Although, I do have to be honest, I could see the identity of the murderer and his muse coming a mile off. As soon as they were introduced I knew they wouldn’t have been given such importance if it wasn’t them. That didn’t necessarily make it less enjoyable, it just made it more predictable. But, of course knowing who did it isn’t the whole solution, I can honestly say the why surprised me and more than made up for the obvious who. The final showdown between Cross, Westerby and their prey was a fantastic scene and one that left me completely in awe of the writer’s skill.

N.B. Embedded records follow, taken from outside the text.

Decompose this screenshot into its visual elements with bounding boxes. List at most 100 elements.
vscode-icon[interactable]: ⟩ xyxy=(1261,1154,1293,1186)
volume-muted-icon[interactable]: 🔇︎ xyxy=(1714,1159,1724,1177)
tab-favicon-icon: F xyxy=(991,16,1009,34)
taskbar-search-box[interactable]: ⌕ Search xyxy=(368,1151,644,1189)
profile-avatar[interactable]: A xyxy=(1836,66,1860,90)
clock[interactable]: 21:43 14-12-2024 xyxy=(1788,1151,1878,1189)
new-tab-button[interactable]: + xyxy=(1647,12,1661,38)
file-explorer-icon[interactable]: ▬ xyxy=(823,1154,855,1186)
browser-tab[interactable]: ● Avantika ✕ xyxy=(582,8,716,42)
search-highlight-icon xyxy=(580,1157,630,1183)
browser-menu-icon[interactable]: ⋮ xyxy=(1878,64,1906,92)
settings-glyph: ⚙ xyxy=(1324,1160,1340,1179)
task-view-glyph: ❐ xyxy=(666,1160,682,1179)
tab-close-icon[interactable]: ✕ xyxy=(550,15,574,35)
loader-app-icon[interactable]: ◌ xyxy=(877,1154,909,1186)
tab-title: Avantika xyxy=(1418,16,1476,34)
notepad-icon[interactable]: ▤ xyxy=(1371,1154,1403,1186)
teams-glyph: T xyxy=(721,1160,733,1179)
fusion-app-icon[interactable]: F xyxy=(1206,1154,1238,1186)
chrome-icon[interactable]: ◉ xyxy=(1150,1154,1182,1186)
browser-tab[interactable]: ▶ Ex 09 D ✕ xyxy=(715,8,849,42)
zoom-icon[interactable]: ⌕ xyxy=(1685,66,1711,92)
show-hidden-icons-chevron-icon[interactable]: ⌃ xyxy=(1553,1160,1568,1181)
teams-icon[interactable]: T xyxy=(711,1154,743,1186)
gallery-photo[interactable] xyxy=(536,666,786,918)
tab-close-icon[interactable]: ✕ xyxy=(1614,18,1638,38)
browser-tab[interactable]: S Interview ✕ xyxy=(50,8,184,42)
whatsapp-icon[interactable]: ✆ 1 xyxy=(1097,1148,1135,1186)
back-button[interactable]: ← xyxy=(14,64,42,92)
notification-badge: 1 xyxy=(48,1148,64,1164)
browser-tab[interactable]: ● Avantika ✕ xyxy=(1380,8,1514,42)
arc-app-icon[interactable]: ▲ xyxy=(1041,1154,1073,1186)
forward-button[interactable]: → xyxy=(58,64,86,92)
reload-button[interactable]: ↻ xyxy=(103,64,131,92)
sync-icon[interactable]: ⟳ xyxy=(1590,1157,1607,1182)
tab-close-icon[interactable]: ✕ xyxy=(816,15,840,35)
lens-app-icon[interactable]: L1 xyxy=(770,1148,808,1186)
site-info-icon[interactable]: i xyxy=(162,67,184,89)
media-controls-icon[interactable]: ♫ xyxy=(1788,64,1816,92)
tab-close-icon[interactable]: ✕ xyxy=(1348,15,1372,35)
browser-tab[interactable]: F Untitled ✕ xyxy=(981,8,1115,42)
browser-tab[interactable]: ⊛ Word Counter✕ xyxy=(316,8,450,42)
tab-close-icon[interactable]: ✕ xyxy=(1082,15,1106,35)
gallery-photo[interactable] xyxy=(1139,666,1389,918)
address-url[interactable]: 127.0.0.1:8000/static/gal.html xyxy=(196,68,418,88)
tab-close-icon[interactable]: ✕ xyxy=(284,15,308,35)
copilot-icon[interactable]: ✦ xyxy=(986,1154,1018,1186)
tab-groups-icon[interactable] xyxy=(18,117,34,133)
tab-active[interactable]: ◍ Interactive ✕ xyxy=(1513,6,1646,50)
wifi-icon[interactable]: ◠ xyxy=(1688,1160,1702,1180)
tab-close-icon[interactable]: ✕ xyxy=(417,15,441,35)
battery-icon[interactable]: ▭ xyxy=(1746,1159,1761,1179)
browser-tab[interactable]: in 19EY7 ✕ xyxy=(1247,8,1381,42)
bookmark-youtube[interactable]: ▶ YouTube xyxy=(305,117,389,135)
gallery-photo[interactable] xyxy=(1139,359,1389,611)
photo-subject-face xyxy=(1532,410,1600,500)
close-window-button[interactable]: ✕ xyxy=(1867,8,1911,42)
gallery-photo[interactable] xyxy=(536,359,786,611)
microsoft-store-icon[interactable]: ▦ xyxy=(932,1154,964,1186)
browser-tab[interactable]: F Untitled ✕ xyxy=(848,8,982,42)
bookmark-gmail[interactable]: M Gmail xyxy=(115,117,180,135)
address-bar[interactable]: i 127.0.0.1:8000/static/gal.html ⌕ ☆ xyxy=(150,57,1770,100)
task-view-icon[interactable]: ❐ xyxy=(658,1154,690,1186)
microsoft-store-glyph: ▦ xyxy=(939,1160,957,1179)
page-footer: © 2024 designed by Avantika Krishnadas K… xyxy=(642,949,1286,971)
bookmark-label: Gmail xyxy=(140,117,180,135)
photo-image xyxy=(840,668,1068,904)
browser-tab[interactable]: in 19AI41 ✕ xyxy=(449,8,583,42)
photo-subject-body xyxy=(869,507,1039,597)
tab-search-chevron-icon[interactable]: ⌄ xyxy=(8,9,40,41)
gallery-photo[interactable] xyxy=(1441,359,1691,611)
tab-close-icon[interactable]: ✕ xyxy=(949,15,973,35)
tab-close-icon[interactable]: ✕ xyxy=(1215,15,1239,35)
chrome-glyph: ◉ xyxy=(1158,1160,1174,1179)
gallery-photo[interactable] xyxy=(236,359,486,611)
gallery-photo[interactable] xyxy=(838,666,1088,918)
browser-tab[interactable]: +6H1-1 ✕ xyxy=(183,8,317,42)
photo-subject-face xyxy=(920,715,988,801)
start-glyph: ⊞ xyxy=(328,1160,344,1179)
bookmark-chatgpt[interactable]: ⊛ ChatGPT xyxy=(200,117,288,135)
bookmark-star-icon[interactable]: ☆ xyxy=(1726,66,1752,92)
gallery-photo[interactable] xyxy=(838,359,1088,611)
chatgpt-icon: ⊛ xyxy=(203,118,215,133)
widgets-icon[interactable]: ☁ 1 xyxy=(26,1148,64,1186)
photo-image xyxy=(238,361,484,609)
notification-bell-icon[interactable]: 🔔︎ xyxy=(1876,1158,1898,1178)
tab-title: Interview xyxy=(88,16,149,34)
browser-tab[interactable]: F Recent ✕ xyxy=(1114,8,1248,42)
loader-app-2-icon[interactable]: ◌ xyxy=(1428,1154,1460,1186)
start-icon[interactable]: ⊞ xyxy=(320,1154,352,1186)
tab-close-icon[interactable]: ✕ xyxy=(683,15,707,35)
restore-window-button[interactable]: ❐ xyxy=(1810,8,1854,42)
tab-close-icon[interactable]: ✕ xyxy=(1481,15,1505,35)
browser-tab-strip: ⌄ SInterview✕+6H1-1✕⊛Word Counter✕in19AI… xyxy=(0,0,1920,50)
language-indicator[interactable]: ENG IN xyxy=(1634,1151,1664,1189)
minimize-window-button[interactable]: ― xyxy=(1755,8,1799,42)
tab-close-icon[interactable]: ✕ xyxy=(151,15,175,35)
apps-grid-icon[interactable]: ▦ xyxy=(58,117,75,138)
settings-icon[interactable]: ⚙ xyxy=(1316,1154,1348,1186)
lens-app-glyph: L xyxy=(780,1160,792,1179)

My only real issue with this book was the affair of Cross and Westerby. You could see it coming a mile off and it left me bored. Reducing the brilliant Westerby who arguably figured out most of the case on her own and even took on both murderers single handedly at the end to a lovesick woman who gets so sidetracked by a crush that she can’t even do her job annoyed me and alienated me as a reader. It’s always the same, when a man and woman who work together get involved romantically or sexually in any story the man always carries on doing his job while the woman is the one mooning around unable to do anything other than think about her man. Give me a break. She was worth so much more than that and it would have made more sense for her character if those bits were cut out. If you must put in a cliche and unnecessary romance fine but if you honestly think men, especially a complete mess like Cross, would get in the way of a woman’s ability to do her job and even function independently of them then you clearly think a lot of yourself and not a lot of a woman’s capability or concentration. You can tell it was written by a bloke.
All in all, I did really enjoy reading this book and it left me feeling a lot more confident about the sort of voice and tone to use to suit stories in this genre. Just a shame the phenomenal ending was spoilt by the inane romance.